[fefe23]

This article proposes buzzword-level security theater. IDS! Rotate certificates and credentials! Have pentests!!

What it fails to mention is: Do not collect data you do not need. You do not need my email. Forcing me to give it to you is bad. You do not need to know my home address. Forcing me to give it to you is bad. You do not need to know my birthday. Forcing me to give it to you is bad. etc pp. The mind boggles why they thought they need to collect passport data!

IDS and certificate rotation are snake oil and security theater. Sure, they usually don't hurt. But here is some good advice:

1. Don't collect the data. If you don't have it, it can't be stolen.

2. Apply all the patches. Immediately. No you don't know better than the vendor. Install all of them. Always. Immediately.

3. No unnecessary dependencies. Yes that means don't go in the cloud.

4. Have an architecture that segregates stuff by security level. Don't put all your things in the same basket unless you are prepared to have the highest security level for all of them. No "this is just a chat server, it is less important than the database" unless those are properly isolated.

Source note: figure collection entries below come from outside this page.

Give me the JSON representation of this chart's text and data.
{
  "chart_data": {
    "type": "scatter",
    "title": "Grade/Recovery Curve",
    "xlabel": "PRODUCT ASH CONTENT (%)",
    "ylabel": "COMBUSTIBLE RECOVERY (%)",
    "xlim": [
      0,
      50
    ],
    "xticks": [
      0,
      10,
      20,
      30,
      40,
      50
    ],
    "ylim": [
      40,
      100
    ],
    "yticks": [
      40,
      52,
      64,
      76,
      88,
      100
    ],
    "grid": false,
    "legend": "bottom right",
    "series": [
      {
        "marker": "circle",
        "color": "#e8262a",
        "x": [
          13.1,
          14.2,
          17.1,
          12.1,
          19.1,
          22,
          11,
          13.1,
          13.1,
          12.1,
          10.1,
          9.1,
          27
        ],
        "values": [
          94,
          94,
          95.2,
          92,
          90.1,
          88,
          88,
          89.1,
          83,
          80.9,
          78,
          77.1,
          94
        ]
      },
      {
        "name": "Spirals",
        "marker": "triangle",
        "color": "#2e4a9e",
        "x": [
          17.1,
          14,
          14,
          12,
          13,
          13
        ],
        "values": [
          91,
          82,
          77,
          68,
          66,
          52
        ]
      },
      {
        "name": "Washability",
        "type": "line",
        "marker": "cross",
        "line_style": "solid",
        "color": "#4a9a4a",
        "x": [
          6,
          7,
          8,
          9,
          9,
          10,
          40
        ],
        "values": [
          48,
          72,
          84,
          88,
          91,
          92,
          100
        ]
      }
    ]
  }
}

5. Minimize your TCB. The less things you have to trust, the better.

And THEN, after all this is done, can we talk about IDS and certificate rotation.

[ramses0]

The same way you can throw snark at a company for their (lack of) security knowledge, they can do the same for your lack of industry knowledge.

Generally, gathering passport data for hoteliers is a legal requirement (see here: https://www.quora.com/Why-do-some-countries-require-a-passpo... ).

Now. Agreed. Required to collect v. having available online and hackable for all guests ever is not a best practice, but it's easy to see how a hotel (quite physical-space-intensive, labor-intensive, capital-intensive business) may not have viewed or understood the risks of having this data around.

The last time I stayed in a hotel, there was a car whose window was broken in the parking lot (unfortunately). A crime was committed, on hotel property!

The question businesses are struggling with is: how can they focus on their business and either government or industry can focus on crime-prevention?

[fefe23]

I am aware of legal requirements for hotels.

Here's my technical view:

That does not mean you have to _have_ the data. Either forward the customer to a government system where they enter the data, then it's the government's fault. Or do escrow: For example, you could store the data encrypted with a public key of the government. Then only they could decrypt it. If someone stole it, there would be no problem. And the government could still view the data.

My political view is that the government has no business asking hotels to collect passport data, or indeed any data on their customers. This is a blatant privacy and data protection violation. The government does not need to know my location at all times. It's deplorable that things have deteriorated this far already.